Effect in vitro of high glucose and high insulin on TF-PCA in healthy non-diabetic subjects

To better understand the effects of high glucose and high insulin on TF-PCA and TLR4 we performed studies in vitro in the presence and absence of LPS. The mean basal glucose and insulin levels prior to addition of exogenous glucose or insulin were 75 mg/dL ± 4.2 (mean±SE, n=3) and 99 + 24.4 pmol/L, respectively. With added 200 mg/dL glucose, TF-PCA increased by ~2-fold (Fig 4A) at 2 hr and by ~2.5-fold by 4 hr (Fig 4B).
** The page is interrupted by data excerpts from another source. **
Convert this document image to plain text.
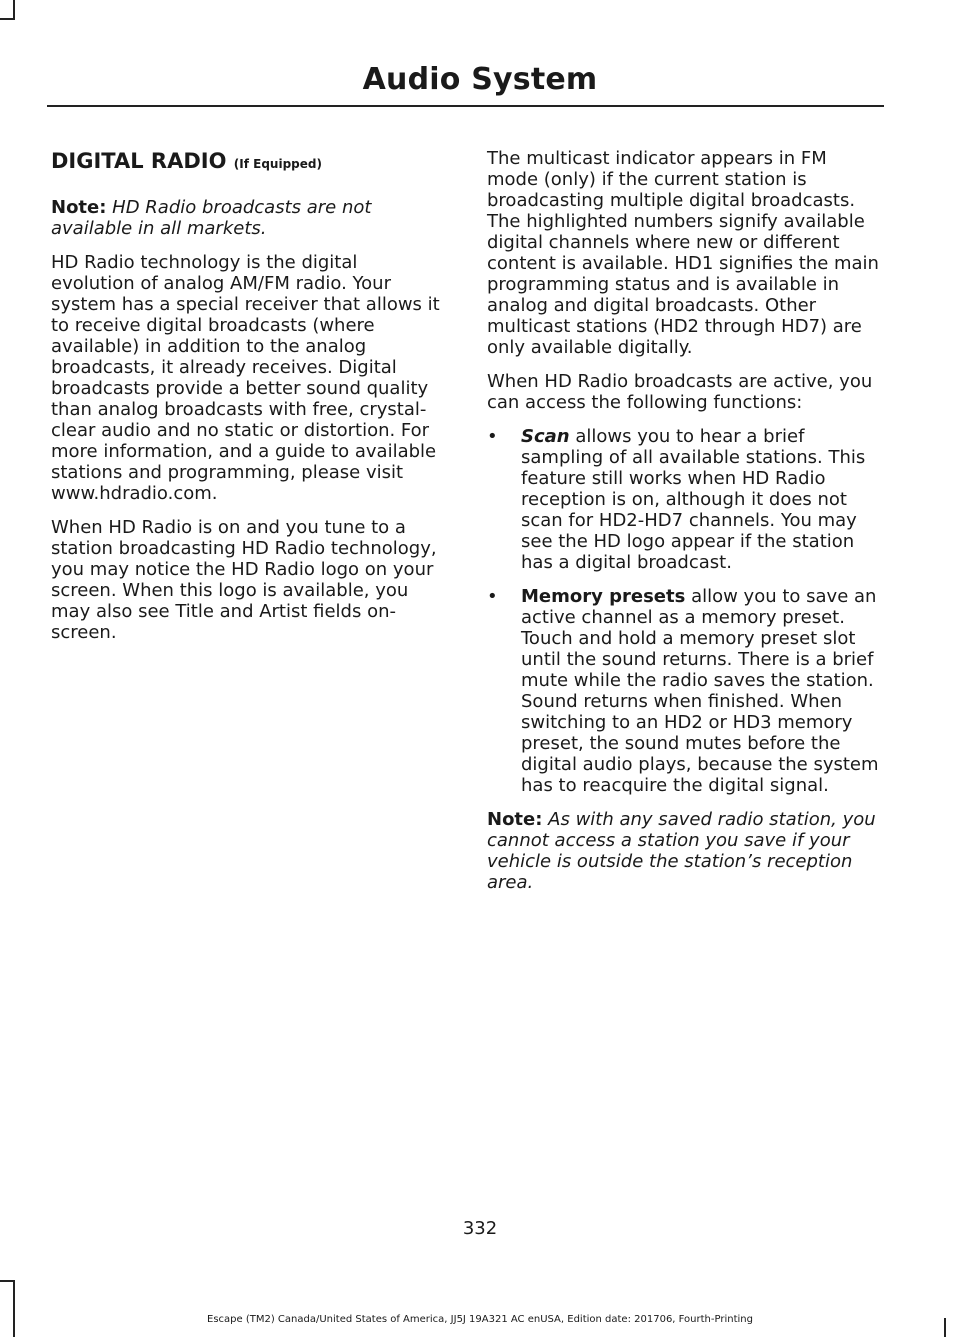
Audio System
DIGITAL RADIO (If Equipped)

Note: HD Radio broadcasts are not available in all markets.

HD Radio technology is the digital evolution of analog AM/FM radio. Your system has a special receiver that allows it to receive digital broadcasts (where available) in addition to the analog broadcasts, it already receives. Digital broadcasts provide a better sound quality than analog broadcasts with free, crystal-clear audio and no static or distortion. For more information, and a guide to available stations and programming, please visit www.hdradio.com.

When HD Radio is on and you tune to a station broadcasting HD Radio technology, you may notice the HD Radio logo on your screen. When this logo is available, you may also see Title and Artist fields on-screen.

The multicast indicator appears in FM mode (only) if the current station is broadcasting multiple digital broadcasts. The highlighted numbers signify available digital channels where new or different content is available. HD1 signifies the main programming status and is available in analog and digital broadcasts. Other multicast stations (HD2 through HD7) are only available digitally.

When HD Radio broadcasts are active, you can access the following functions:

•	Scan allows you to hear a brief sampling of all available stations. This feature still works when HD Radio reception is on, although it does not scan for HD2-HD7 channels. You may see the HD logo appear if the station has a digital broadcast.
•	Memory presets allow you to save an active channel as a memory preset. Touch and hold a memory preset slot until the sound returns. There is a brief mute while the radio saves the station. Sound returns when finished. When switching to an HD2 or HD3 memory preset, the sound mutes before the digital audio plays, because the system has to reacquire the digital signal.

Note: As with any saved radio station, you cannot access a station you save if your vehicle is outside the station’s reception area.

332
Escape (TM2) Canada/United States of America, JJ5J 19A321 AC enUSA, Edition date: 201706, Fourth-Printing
Addition of insulin, 1, 10 or 100 nM increased TF-PCA by 2-fold at 2 hr and 2-4 fold by 4 hr. Thus, with added glucose or insulin, there was an increase in TF-PCA. The combination of high glucose (200 mg/dL) with insulin (1, 10 or 100 nM) increased TF-PCA at 2 hr by 2-3 fold, and by 3-4 fold at 4 hr. In general, the highest levels were with the combination of HG and HI. TF-PCA level with high glucose plus high insulin (100 nM) was significantly higher than with glucose alone at both 2 hr (69.6 ± 10.8 vs 45 ± 6.7, p=0.02) and 4 hr (104.0 ± 18.5 vs 62 ± 10, p=0.01). At 2 hr TF-PCA with the HG+HI combination was higher than with respective insulin concentration alone (Fig 4A). At 4 hr, it was significantly higher in combination with10 nM insulin (Fig 4B).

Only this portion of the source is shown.